Silver was initially believed to have been abducted and taken to Gaza as a hostage. Her home was found burned and gutted when Israeli responders arrived, but because there was no body or signs of struggle, Silver was assumed to have been abducted.

Silver's family and friends created a Facebook page "Missing Vivian Silver" to try to collect more information about her possible whereabouts and asked the Red Cross and the Canadian government for assistance in finding Silver and securing her release.

Silver's burned remains, which had been found at the remains of her home, were identified by DNA testing five weeks after the attack, and she was confirmed dead on November 13, 2023.

Following the announcement of Silver's death, tributes to her were shared by B'Tselem, the Jewish Federation of Winnipeg, and Women Wage Peace. Online tributes to Silver were also posted by Canadian politician and human rights lawyer Irwin Cotler, Canadian foreign minister Mélanie Joly, Canadian ambassador to Israel Lisa Stadelbauer, and Israeli politician Tzipi Livni. On November 14, Canadian Prime Minister Justin Trudeau also recognized Silver's death at an event, saying that she would "be deeply missed".

Silver's funeral was held at the kibbutz of Gezer, where she had lived from 1974 until 1990, on November 16. Approximately 1,500 people attended her funeral. She was buried in Be'eri at a private service.

== Recognition and legacy ==
In 2011, Haaretz named Silver as one of the "10 Most Influential Anglo Immigrants" to Israel and received the IIE Victor J. Goldberg Prize for Peace in the Middle East along with Amal Elsana Alh'jooj.

In August 2024, a community kitchen in the Zomi displaced persons camp in the al-Mawasi humanitarian zone in southern Gaza was named after Silver following the approval of one of her sons. The camp was established by Damour for Community Development, Clean Shelter, the Wonderbag Foundation, and UNICEF.

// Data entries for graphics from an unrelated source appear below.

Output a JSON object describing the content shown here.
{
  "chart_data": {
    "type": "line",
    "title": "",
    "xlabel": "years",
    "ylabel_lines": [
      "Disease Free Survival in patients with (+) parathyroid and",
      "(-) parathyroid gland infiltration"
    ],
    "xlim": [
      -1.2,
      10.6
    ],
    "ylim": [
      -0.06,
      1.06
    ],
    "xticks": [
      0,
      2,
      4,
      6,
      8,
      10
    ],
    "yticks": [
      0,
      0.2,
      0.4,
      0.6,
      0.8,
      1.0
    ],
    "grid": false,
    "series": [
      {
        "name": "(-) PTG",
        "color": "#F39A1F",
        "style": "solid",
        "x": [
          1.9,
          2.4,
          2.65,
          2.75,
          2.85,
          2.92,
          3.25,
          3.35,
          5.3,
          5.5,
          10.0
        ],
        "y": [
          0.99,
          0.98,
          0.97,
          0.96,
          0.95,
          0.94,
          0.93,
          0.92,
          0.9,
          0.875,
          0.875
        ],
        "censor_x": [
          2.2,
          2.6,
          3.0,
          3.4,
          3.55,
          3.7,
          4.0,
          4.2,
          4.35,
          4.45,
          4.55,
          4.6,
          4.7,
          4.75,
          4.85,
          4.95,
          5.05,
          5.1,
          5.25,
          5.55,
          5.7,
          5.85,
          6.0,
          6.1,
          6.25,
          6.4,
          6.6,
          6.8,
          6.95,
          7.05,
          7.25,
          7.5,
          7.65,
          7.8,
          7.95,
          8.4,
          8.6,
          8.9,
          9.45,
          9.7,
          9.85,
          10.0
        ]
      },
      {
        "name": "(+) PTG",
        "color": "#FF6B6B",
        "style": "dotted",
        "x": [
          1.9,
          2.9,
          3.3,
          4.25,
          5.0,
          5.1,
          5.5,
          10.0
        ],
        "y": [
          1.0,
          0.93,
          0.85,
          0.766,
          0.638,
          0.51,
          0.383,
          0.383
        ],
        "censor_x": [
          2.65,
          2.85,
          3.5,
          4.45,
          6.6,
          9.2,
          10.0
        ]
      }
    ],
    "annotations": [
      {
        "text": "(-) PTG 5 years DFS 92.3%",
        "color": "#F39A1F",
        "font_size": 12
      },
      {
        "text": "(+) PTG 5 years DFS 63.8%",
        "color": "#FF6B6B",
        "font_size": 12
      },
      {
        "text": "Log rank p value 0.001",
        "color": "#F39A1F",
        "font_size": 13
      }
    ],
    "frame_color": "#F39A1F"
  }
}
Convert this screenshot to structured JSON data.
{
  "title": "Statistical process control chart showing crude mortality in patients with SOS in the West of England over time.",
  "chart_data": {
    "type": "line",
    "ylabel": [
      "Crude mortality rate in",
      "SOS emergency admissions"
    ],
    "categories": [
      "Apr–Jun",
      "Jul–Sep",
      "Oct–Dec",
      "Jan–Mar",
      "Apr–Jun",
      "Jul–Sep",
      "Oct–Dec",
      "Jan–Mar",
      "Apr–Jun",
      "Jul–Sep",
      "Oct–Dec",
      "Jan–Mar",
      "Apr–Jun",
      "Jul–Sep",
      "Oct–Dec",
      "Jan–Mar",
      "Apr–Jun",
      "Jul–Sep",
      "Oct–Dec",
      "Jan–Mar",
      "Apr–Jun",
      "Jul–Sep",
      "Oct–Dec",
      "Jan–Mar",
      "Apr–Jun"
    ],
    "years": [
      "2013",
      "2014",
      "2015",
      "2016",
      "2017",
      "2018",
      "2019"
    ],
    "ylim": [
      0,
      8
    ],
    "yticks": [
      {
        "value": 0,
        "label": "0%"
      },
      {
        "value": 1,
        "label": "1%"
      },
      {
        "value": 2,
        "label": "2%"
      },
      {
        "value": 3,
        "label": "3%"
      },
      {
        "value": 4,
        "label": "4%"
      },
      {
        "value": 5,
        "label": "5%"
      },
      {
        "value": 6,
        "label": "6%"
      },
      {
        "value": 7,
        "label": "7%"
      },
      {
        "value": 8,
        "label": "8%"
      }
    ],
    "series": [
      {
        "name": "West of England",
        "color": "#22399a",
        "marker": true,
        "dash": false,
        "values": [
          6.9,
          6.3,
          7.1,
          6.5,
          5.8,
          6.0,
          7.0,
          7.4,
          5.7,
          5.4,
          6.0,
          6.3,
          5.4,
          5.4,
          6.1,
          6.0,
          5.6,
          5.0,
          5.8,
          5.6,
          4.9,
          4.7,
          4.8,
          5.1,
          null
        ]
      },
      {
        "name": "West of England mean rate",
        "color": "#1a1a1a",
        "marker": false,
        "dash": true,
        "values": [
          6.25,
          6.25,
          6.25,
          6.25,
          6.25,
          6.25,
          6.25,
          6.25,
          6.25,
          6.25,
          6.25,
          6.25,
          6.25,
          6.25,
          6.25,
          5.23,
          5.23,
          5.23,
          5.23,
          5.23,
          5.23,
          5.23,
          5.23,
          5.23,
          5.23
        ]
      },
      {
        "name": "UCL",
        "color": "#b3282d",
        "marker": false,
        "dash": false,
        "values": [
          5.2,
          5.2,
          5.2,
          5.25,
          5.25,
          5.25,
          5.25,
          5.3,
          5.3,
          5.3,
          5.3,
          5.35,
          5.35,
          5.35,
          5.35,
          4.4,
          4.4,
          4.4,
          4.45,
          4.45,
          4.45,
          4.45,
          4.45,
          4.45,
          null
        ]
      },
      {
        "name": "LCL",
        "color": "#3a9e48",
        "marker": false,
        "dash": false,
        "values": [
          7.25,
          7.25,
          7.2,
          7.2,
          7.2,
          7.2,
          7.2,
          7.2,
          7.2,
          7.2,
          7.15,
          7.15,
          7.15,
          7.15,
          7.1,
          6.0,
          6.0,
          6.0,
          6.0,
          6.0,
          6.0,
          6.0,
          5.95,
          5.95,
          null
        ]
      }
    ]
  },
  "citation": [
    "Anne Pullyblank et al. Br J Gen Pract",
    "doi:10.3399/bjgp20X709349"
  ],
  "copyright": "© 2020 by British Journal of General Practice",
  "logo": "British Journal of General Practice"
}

Her son Yonaton Zeigen has set up a Vivian Silver Impact Award. The prize will be awarded annually to two women, Arab and Jewish, who show great promise or have demonstrated significant accomplishments in one of the areas that embody Vivian's values and actions.

== Personal life ==
Silver was Jewish. She was married to Lewis Zeigen and had two sons and four grandchildren.